Pregnancy: A Condition, Not A Dress Code
Jordan admits that her style has changed a bit since becoming pregnant, as she finds herself putting on some flip flops or sneakers when running around New York City. She acknowledges the safety precautions in keeping herself in flats most of the time but, she says “I’m hardly throwing my heels in the trash.”
In response to antagonistic remarks on her fashionable attire, Jordan rattled off this:
Safety is one thing of course you shouldn’t wear dangerous shoes that could cause you to fall and hurt your baby, which is why I wear flip-flops or sneakers around town and change into heels when I get wherever it is that I’m going. But to say that just because someone’s pregnant, or a mother, means that they should tone it down? Dress more ”mother-like”? Bullshit.

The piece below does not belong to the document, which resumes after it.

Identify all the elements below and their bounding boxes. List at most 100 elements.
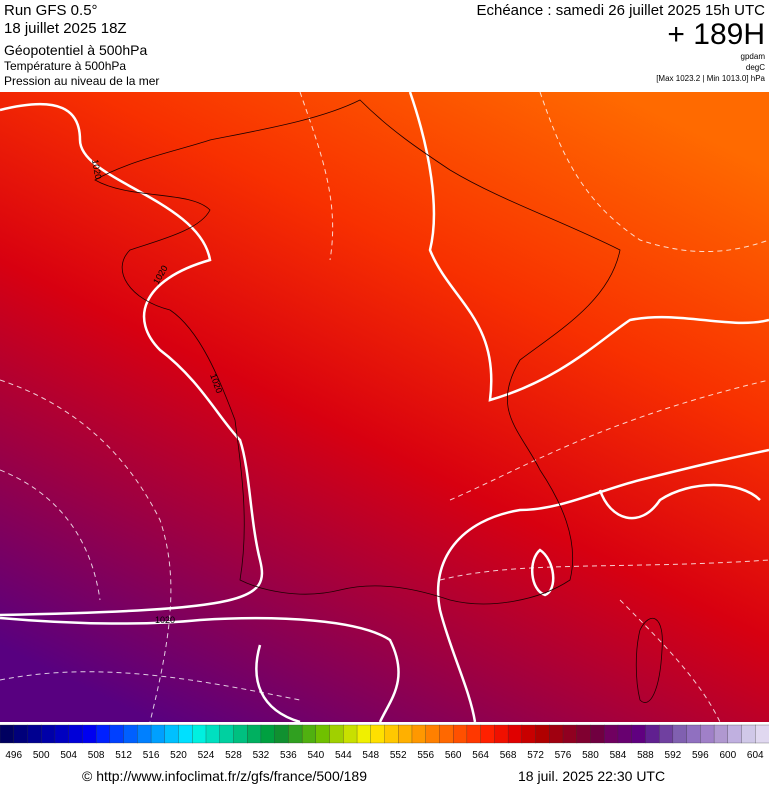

I agree with Jordan in that motherhood proves to be realm in which women are inundated with all kinds of “shoulds.” Men by the way often get off with just a cigar and a handshake. I don’t have to tell you mommies that from the moment pregnancy is announced, a woman practically has to beat away unsolicited advice. Efforts, much like what happened on Jordan’s blog, to control the dress of women seek to make motherhood a one-track road. Establishing a uniform to which all pregnant must culturally adhere to fails to recognize that motherhood and pregnancy is a different experience for all women. By upholding one way of dressing that is befitted for moms, women who seek to express their maternity in other perhaps more creative ways are slandered for not behaving as “proper” mothers. Comfort is individual and shouldn’t be determined in sweeping generalizations about what a pregnant woman should look like. Ironically, it seems that the only people made uncomfortable by Jordan’s hot pants are the people not wearing them.